I have developed deep scepticism for the daily scientific miracle. Researchers have found a way to ‘cure’ a deadly disease/feed the starving billions/save the planet (delete as applicable) that could be a ‘promising’ solution to an intractable problem.
Universities under pressure to bring in research funds task their press officers with communicating academic work likely to attract grants by serving up narratives that make for easy headlines. Under-interrogated stories get fired out in rapid succession, the latest one frequently contradicting several before. But who cares? These days their audience increasingly has the attention span of a flea.
Talking of insects, the other day I heard an academic from Edinburgh University being quizzed on radio about new research apparently proving that if half the meat eaten worldwide was replaced by insects, greenhouse gas emissions would be significantly reduced. The interviewer queried how the public could be convinced to consume insects routinely. It’s down to chefs to make them palatable, came the response. Good luck with that, chefs.

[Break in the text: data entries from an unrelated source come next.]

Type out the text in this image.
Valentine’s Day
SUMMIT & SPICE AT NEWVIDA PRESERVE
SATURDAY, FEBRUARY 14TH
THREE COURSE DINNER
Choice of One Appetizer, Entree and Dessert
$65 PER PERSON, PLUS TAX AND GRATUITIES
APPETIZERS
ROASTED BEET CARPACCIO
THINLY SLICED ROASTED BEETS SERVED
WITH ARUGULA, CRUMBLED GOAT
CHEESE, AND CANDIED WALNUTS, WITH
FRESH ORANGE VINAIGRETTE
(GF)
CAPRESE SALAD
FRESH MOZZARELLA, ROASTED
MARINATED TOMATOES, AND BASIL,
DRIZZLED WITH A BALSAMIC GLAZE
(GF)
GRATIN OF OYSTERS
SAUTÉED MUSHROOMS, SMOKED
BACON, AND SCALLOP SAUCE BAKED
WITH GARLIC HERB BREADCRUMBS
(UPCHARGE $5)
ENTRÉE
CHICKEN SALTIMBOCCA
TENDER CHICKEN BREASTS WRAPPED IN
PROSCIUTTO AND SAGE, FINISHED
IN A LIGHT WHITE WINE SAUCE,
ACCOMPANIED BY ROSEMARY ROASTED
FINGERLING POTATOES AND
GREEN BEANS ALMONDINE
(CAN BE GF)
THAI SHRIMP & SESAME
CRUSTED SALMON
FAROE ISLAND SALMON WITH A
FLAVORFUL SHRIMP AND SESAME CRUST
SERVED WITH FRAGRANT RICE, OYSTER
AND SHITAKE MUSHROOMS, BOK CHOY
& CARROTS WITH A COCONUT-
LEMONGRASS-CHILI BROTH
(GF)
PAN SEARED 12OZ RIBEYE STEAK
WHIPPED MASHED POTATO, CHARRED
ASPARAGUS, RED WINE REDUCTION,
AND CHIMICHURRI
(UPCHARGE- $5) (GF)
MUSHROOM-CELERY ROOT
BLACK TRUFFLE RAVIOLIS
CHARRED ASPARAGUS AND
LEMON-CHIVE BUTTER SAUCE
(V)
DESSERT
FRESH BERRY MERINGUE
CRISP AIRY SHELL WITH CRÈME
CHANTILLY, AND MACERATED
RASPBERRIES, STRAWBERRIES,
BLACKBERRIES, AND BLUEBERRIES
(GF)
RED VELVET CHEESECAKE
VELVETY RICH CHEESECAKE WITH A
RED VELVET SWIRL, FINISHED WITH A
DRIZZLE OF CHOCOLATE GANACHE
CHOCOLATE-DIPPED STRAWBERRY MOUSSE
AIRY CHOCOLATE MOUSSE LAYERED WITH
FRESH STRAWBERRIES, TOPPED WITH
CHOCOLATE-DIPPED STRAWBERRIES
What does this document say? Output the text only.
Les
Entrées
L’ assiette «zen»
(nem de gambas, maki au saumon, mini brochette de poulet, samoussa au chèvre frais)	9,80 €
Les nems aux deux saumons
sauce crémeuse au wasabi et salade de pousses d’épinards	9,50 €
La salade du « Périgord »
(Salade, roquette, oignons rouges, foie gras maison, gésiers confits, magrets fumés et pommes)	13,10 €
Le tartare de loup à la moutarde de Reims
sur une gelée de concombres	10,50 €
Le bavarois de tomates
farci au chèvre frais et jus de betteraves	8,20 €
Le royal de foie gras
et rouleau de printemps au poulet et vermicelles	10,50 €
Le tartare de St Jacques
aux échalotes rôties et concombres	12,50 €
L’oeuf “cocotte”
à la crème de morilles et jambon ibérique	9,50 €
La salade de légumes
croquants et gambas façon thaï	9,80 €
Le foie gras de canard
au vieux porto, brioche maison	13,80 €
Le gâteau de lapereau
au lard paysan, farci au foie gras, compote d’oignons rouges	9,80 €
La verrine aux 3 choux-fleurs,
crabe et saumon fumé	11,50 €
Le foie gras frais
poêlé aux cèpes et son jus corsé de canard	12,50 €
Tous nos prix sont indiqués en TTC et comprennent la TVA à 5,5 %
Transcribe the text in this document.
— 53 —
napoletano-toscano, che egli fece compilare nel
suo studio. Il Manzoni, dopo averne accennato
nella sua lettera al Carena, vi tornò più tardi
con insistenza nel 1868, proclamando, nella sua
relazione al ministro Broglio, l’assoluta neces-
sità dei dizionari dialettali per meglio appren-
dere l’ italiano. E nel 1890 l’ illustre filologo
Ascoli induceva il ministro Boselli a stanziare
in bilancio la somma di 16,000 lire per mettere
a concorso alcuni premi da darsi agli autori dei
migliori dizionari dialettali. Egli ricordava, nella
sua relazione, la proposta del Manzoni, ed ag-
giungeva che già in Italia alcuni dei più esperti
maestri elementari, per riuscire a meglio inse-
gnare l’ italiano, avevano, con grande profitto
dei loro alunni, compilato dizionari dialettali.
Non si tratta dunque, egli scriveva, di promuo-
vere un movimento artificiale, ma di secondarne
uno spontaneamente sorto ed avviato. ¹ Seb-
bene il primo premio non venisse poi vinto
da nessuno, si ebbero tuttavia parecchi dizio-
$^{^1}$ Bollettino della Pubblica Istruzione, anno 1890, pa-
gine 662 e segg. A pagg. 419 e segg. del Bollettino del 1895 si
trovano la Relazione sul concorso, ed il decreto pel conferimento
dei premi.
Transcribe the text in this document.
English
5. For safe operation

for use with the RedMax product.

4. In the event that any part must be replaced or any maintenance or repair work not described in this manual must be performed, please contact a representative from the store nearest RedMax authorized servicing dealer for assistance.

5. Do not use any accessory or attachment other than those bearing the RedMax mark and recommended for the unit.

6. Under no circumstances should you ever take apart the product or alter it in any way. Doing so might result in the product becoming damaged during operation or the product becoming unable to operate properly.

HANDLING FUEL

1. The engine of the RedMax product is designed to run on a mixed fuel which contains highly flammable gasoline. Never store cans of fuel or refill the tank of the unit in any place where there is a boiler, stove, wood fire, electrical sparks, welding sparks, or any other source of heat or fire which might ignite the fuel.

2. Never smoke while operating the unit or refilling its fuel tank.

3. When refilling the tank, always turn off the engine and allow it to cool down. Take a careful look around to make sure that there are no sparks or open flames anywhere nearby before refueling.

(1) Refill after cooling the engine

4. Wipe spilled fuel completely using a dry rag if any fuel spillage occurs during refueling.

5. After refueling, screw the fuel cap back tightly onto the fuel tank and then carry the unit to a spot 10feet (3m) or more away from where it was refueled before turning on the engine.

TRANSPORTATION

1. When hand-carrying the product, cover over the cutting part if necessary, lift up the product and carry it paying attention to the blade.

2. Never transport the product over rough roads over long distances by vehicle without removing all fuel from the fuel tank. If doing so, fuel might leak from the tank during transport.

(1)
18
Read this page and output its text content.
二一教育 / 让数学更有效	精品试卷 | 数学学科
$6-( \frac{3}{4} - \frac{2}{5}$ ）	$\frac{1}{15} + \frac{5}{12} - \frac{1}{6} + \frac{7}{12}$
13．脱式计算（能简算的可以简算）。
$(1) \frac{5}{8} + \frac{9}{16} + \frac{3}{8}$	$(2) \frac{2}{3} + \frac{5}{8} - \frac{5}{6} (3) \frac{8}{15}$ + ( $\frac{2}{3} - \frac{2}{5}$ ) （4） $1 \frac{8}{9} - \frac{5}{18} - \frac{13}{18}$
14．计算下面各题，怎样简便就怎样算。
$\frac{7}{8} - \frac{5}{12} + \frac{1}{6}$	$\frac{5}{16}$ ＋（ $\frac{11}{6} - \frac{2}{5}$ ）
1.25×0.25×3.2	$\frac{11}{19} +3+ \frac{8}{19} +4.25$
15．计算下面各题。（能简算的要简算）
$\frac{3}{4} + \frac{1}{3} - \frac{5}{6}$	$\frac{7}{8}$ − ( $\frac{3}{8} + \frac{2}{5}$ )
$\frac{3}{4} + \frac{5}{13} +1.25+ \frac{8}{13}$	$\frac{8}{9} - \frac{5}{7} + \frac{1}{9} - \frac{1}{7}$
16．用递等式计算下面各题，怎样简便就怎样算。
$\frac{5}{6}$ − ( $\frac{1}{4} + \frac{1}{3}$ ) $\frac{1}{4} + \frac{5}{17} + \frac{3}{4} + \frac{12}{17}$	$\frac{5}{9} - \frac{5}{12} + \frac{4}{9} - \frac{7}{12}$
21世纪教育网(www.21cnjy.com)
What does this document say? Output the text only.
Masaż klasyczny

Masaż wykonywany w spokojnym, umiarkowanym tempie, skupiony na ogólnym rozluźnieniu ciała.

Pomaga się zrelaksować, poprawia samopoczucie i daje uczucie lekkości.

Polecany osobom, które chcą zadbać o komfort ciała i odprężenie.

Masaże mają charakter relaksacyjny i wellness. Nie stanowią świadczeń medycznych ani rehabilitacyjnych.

I have tasted insects twice. The first time, at a Borough Market event, whole insects were bathed in some salty solution impregnated with pungent spices. The armoured texture of the shell was so unyielding, I swallowed quickly. A tiny scratchy leg lodged in my throat. It was almost an A&E moment.
On the second occasion, the insects were incorporated in flour form into an otherwise pleasant brownie, to which they brought a gritty consistency and muddy taste that reminded me of when I got food poisoning from eating an inadequately purged snail. Insect gastronomy? You’re welcome to it.
Edible insects are a get-rich-quick dream. Just stuff millions of insects into sheds, feed them on waste substrates, water and heat them, then sell them for human consumption. What could possibly go wrong? Allergens, prions, microbiological and chemical hazards, for starters.
As EFSA has noted, there are no systematically collected data on animal and human consumption of insects, but sci-fi authors won’t be short of plotlines.